The court's meticulous approach to assessing the allegations against HJ illustrates the challenge any Defendant will face when seeking a wasted costs order in such circumstances.  Allegations need to be focussed and evidence supporting causation will need to be adduced. Defendants will also need to have regard to proportionality when considering whether to make an application.

Ritchie J's judgment reinforces the principle that legal representatives should not be penalised for continuing to represent clients, even in challenging circumstances, provided their conduct does not cross the line into impropriety or negligence. The duty not to mislead the court ought always to be at the forefront of their minds.  Although the Defendant failed in this case, it is perhaps a warning shot to Claimant’s solicitors who find themselves in possession of evidence demonstrating unequivocally that their client is lying.

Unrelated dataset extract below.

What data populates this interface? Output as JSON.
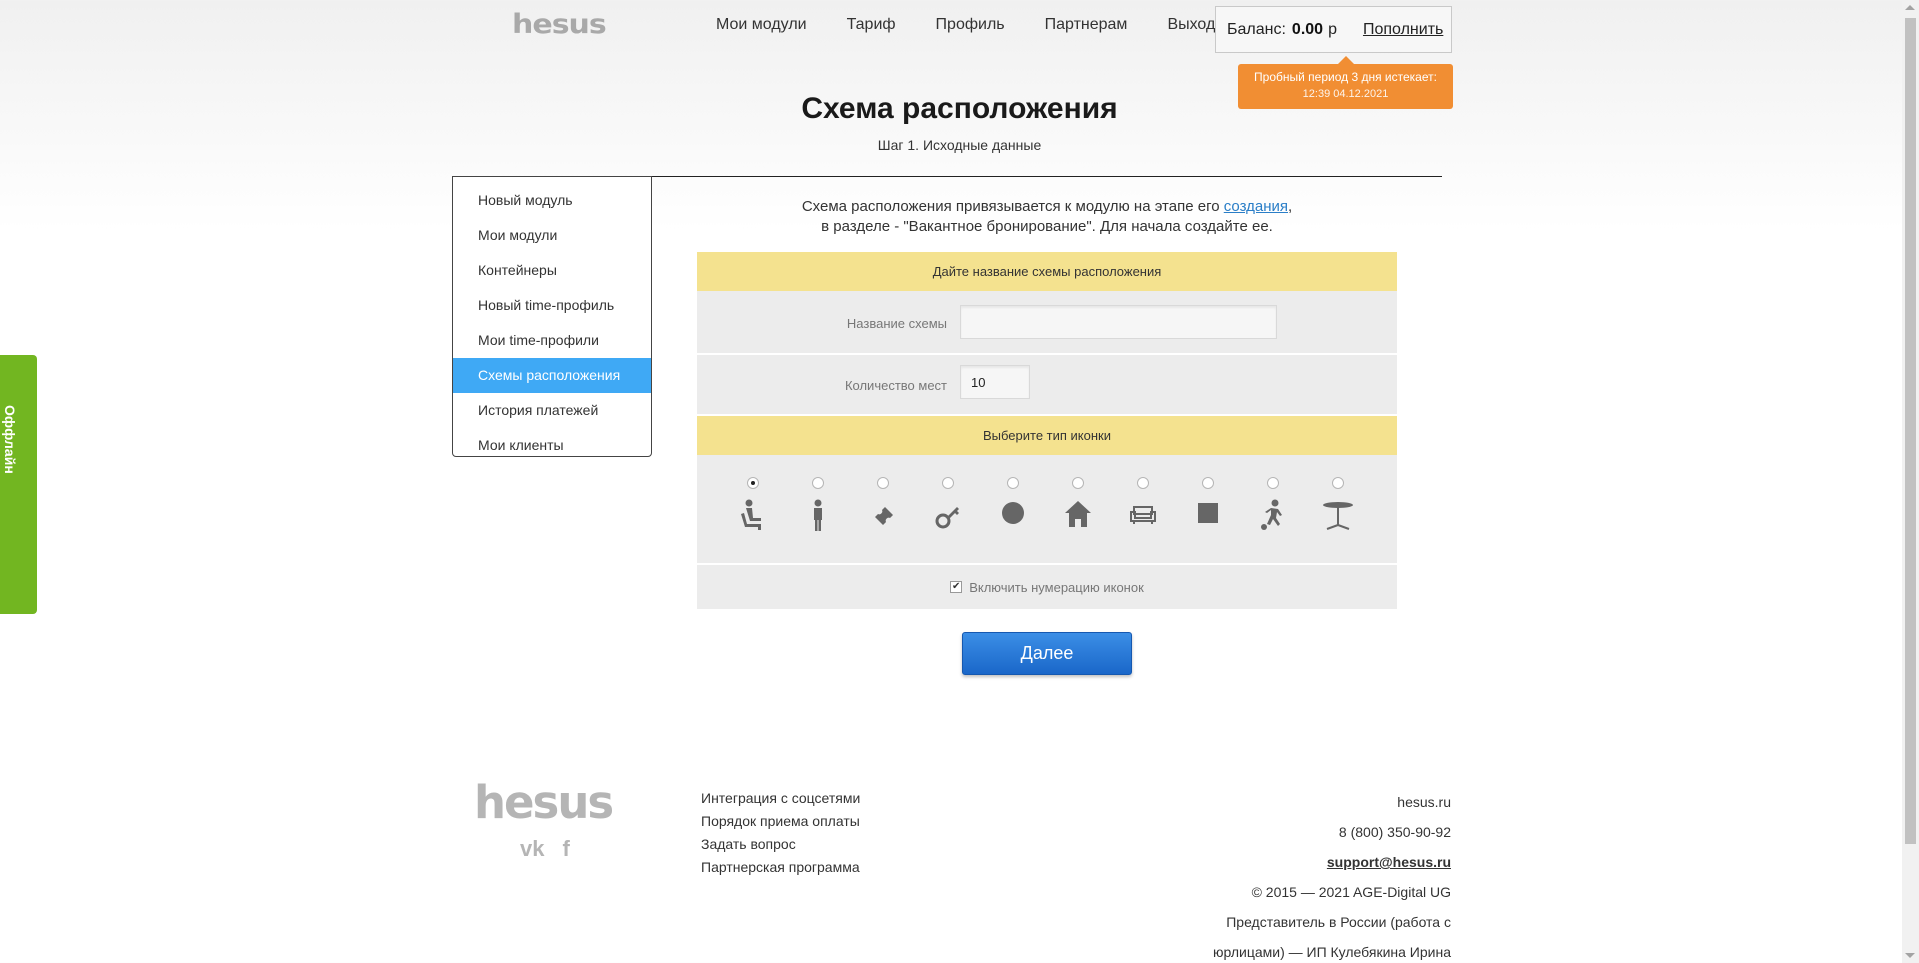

The sanction for fundamental dishonesty is that the dishonest Claimant is deprived of damages and their solicitors are unable to recover costs, potentially having to pay the disbursements themselves because LEI insurers may refuse to indemnify. Attempting to go beyond that, and fix the Claimant’s solicitors with personal liability for costs, whilst not impossible, will require extremely clear and cogent evidence.